In the summer of 1970, John and I had a big apartment on Franklin St. That's when Vincent Peranio came up from Baltimore and stayed on. We had a torrid love affair, and it was my first experience playing house. We had a wonderful Thanksgiving dinner, and I made a heartshaped cake. Sappy! We were so poor we had to give up cigarettes. In winter, we took LSD and walked on the dunes. There was no sliding, as they were frozen solid.
     Divine had a thrift shop, the town closed it, and we had a hearing at Town Hall. "We need stores like this in town for people like me," I spoke up for the shop.

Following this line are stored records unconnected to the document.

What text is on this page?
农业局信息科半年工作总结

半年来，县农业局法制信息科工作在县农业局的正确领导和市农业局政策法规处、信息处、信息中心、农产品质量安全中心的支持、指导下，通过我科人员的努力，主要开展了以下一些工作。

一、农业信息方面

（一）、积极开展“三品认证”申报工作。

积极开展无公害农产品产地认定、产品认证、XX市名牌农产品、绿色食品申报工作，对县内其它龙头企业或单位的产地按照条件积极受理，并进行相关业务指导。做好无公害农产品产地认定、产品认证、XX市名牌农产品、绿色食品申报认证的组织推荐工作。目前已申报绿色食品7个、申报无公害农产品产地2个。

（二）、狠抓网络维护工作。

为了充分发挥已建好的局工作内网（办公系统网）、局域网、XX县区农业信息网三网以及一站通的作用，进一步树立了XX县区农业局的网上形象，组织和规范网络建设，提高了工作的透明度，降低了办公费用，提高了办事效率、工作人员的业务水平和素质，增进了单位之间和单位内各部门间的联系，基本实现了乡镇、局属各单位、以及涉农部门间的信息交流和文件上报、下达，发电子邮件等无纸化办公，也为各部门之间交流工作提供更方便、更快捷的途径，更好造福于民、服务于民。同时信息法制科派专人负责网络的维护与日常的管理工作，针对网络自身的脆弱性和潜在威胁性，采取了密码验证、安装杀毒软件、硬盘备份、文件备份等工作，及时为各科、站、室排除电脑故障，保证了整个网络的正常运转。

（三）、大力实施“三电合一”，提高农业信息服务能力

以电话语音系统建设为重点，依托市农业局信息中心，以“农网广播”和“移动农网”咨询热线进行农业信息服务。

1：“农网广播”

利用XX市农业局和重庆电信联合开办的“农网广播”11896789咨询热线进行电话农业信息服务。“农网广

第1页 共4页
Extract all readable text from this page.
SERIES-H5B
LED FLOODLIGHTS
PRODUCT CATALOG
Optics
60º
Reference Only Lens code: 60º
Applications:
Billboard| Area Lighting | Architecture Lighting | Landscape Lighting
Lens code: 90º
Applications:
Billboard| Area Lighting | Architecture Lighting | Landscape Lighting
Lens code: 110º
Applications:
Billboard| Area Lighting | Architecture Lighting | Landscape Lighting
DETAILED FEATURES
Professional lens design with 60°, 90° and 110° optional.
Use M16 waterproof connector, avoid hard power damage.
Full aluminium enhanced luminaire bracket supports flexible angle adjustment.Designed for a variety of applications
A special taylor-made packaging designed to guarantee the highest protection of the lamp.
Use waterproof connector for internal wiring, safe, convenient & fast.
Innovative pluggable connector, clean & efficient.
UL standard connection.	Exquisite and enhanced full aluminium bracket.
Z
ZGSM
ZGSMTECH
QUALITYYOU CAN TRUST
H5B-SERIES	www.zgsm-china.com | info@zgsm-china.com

     I'd worked at the Inn at the Muse as a hostess. That winter, I worked in the schools as a library aid, in mini-skirts and high heels. The teachers were horrified, but the kids laughed. And I thought I looked beautiful. That's what Vincent told me.
     It was a tumultuous relationship. Vincent had a deaf dalmation named Pete that hated me because I'd usurped his place in bed. Then Vincent was planning to leave for Christmas. I said, "You can't leave!" Then he would not have a tree, and he would not play Christmas songs on his accordion.
     Winter in Provincetown? I remember the harbor freezing. There was nothing to do except drive into Orleans for a 2nd- or 3rd-run movie. Social life consisted of the Fo'csle, maybe a few more bars, and it centered on alcohol. I've never been much of a drinker. When the weather got warm, Vincent and I both ended it. I left Provincetown in the summer of 197l. I didn't live there again, just came for a few days, a week, through the 70s. I had a summer there in 1981, when I had time to do it. But I haven't been back to Provincetown since 1988, almost ten years.
     I do remember walking around town handing out flyers for Multiple Maniacs and Mondo Trasho. Were we movie stars in Provincetown? Before Pink Flamingos, we were completely taken for granted. We were the next-door-neighbors, the people who worked in shops.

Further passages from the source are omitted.